Schon in der Vergangenheit hat die Firma manches cleverer gemacht als ihre Konkurrenz. Schon 1915, so ist in dem Buch „Nordic Design“ (Arnoldsche Verlag, Stuttgart) zu lesen, propagierte man in Schweden einen modernen, praktischen, zweckmäßigen Lebensstil mit „schönen Alltagswaren“. Der Architekturhistoriker Atli Magnus Seelow beschreibt den Geist der damaligen Zeit: „Ziel ist nicht nur wirtschaftlicher, sondern auch sozialer Fortschritt, ja nichts weniger als ein besseres Leben für alle.“ Klingt wie ein Ikea-Slogan von heute.

Schon in den 1940ern boten schwedische Firmen Stühle, Tische, Regale zum Zusammenbauen und verschickten sie in flachen Paketen. Ikea entwickelte die Idee konsequent weiter, warb mit skandinavischen Tugenden wie einer gewissen lockeren Bescheidenheit, duzte seinen Kunden freundschaftlich, gab den Dingen Namen (Ivar, Billy und Co.), wählte als Wiedererkennungsfarben die der Flagge. Dieses alle umarmende, einfache Konzept wurde weltumspannend umgesetzt – heute kennt man „Billy“-Regale in über 50 Ländern auf der ganzen Welt und findet sie sogar in Designmuseen.

Ikea reagiert auf gesellschaftliche Trends

Ikea-Gründer Ingvar Kamprad schaltete schon im Jahr 1945 Werbeanzeigen, bot lang vor Online-Shopping die Möglichkeit, Möbel postalisch zu ordern, ließ 1951 den ersten Ikea-Katalog drucken. Auch gesellschaftliche Trends griffen die Ikea-Werbeprofis auf. Mit dem Slogan „Wohnst du noch oder lebst du schon?“ etwa wurde die aktuelle Achtsamkeitsdebatte zum wohlig, emotional ausgeglichenen Lebensstil vorweggenommen.

Seit skandinavisches Design durch den dänischen „Hygge“-Hype noch beliebter geworden ist, setzt auch das schwedische Unternehmen noch stärker auf behagliche Gemütlichkeit. Längst bevölkern zudem Patchwork-Familien die Küchen, die Wohn- und Schlafzimmerbilder. Natürlich gibt’s – Stichwort Corona –im neuen Katalog jede Menge Beispiele für Zuhause-Arbeitsplätze.

Limitierte Kollektionen von Designern

Der schwedische Möbelhersteller produziert bis heute demokratisches Design auch in finanzieller Hinsicht.
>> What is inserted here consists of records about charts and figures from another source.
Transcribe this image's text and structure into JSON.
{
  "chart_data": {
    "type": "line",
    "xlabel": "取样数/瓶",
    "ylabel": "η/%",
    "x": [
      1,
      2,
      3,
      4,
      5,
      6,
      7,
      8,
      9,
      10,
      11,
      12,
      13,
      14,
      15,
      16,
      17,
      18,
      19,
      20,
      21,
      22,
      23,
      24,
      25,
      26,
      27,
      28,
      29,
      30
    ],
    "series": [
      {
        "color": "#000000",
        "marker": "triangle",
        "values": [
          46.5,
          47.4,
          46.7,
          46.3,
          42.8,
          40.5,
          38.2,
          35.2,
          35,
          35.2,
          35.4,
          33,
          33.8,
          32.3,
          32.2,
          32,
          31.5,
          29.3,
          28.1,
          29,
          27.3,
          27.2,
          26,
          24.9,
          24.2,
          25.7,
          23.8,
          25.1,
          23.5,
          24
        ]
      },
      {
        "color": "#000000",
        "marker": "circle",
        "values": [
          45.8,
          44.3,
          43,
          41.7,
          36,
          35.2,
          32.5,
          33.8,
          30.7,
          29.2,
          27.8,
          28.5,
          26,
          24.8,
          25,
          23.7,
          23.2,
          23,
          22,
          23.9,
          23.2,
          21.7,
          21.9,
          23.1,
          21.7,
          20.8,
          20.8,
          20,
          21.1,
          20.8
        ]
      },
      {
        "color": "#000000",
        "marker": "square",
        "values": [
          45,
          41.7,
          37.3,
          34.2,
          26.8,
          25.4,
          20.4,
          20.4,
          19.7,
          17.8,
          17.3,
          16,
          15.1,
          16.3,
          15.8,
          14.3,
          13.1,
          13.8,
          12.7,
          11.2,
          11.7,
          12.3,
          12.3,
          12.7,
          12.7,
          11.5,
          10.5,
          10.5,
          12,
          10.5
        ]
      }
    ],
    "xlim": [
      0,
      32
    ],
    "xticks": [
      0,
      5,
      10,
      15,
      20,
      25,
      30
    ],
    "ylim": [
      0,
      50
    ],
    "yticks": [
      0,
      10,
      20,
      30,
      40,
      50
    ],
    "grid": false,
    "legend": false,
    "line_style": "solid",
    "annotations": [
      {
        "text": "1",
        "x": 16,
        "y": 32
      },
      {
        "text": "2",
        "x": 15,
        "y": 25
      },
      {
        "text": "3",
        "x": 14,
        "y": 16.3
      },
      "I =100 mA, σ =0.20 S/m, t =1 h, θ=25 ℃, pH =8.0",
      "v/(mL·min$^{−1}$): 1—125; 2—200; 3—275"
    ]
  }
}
In den früheren Jahren warb man auf dem Cover auch mit niedrigen Preisen. Und lockte Menschen mit anderem, etwas nüchternerem Geschmack als dem ihrer Eltern und Großeltern, die oft noch ihre Wohnzimmer mit mächtigen Schrankwänden und Sofaungetümen vollstellten.

Doch längst ist Ikea nicht mehr nur Anlaufstelle für Wohnanfänger, die sich günstige Holzregale kaufen und Sofas, die nicht länger als zwei, drei Jahre halten. Sie gewinnen bekannte Designer für sich, deren Produkte sich sonst nur Besserverdiener leisten können, und die nun für Ikea Möbel entwerfen, die für einen kleinen Preis herstellbar sind.

Um die Teppiche, Stühle, Daybeds von Designer, Musikproduzent, Louis-Vuitton-Kreativchef Virgil Abloh zu bekommen, bildeten sich im November 2019 lange Schlangen vor den Läden. Manch einer erstand die – streng limitierten – schicken Stücke der „Markerad-Kollektion“ vielleicht auch in der Hoffnung, dass die limitierten Teile irgendwann eine Menge Geld einbringen könnten.

Auf diese Weise entsteht womöglich auch ein Bewusstsein für Nachhaltigkeit und möglichst lange Lebensdauer von Waren. Am nachhaltigsten freilich wäre es, nichts zu kaufen oder im Trödel- oder Second-Hand-Laden einzukaufen. Doch das wäre wohl etwas viel verlangt von einem Unternehmen, das Waren verkaufen will. Und so gibt es auch im neuen Katalog wieder Dinge, die der Mensch nicht notwendig zum Wohnen braucht, von denen er aber glaubt, dass sie sein Leben schöner und einfacher machen.